Enhance your skills in managing time series data with this comprehensive course. The processing, storage, and visualization of time series data are becoming increasingly important. With IoT data, system logs, and production process statistics, the volume of information needing management is constantly expanding. This course will guide you in building a complete pipeline for handling time series data effectively.
Course Overview
Time series storage systems like InfluxDB and visualization tools such as Grafana are essential for data management and analysis. This course aims to equip you with the skills to implement these technologies in practice.
Learning Outcomes
Throughout this course, you will gain practical skills such as:
- Processing time series data from CSV files, including air quality datasets
- Connecting to external APIs to retrieve real-time weather data
- Writing data to InfluxDB 2.0 and querying it using Python and the Flux language
- Creating and configuring dashboards in Grafana: including server installation, panel configuration, and access management
Course Structure
Introduction
Begin with an overview of the project, and get familiar with the dataset and the InfluxDB interface, including graphs, queries, and data structure. You'll also explore the platform architecture to understand the interaction between components.
Data Schema Design
Learn about the features of relational and time series databases and determine the appropriate scenarios for each. You'll develop skills in designing a storage schema tailored to data characteristics and usage methods.
Environment Setup
Install and launch InfluxDB and Grafana using Docker. Configure the Python library for InfluxDB, create an access token, and set up your development environment in Visual Studio Code.
Working with Test Data
Gain experience in loading test CSV files and weather data into InfluxDB using Python. Discover potential issues during data loading and learn how to resolve them efficiently.
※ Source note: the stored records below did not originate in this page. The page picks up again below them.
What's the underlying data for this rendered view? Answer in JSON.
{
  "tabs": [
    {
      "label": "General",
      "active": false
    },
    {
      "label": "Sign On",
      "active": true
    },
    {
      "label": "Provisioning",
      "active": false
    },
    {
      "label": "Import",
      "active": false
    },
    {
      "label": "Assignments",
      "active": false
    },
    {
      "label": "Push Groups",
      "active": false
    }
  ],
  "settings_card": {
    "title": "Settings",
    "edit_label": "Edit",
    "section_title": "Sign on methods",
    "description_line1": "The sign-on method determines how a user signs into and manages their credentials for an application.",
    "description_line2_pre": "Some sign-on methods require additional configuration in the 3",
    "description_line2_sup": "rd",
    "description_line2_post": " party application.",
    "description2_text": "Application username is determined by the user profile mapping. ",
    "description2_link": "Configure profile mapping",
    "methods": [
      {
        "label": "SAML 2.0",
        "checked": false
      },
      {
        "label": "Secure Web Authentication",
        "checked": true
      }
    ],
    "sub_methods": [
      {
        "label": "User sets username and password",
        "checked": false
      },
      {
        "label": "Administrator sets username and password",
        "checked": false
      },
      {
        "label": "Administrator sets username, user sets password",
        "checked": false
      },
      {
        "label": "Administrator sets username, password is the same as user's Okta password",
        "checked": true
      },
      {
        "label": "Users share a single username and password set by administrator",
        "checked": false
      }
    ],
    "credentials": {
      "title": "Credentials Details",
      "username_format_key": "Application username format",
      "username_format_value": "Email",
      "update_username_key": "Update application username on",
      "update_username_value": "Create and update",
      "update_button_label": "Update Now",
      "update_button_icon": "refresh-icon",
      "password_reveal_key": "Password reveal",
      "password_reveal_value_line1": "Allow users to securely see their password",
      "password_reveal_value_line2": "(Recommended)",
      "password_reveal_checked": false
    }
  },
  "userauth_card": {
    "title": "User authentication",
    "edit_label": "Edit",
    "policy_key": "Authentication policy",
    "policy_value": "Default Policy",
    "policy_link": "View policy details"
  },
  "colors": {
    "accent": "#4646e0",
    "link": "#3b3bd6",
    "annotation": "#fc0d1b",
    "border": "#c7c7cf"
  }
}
Working with Air Quality Data
Load air quality data into InfluxDB, write queries using Python, and connect Grafana to InfluxDB for visualization. Set up a data source and create a dashboard dedicated to air quality analysis.
Working with External Weather API
Get acquainted with a weather API, obtain an access key, and manage time zones effectively. Connect to an external API, load data into InfluxDB, and visualize it on a Grafana dashboard.
Working with Grafana Dashboards
Delve into the capabilities of Grafana, including multi-user mode, access rights management, and settings for users and organizations. Conclude the project by creating two organizations in Grafana and connecting weather and air quality data, applying your knowledge in practical scenarios.
This course provides essential practical skills for modern analytics and monitoring projects, focusing on time series data storage and visualization tools.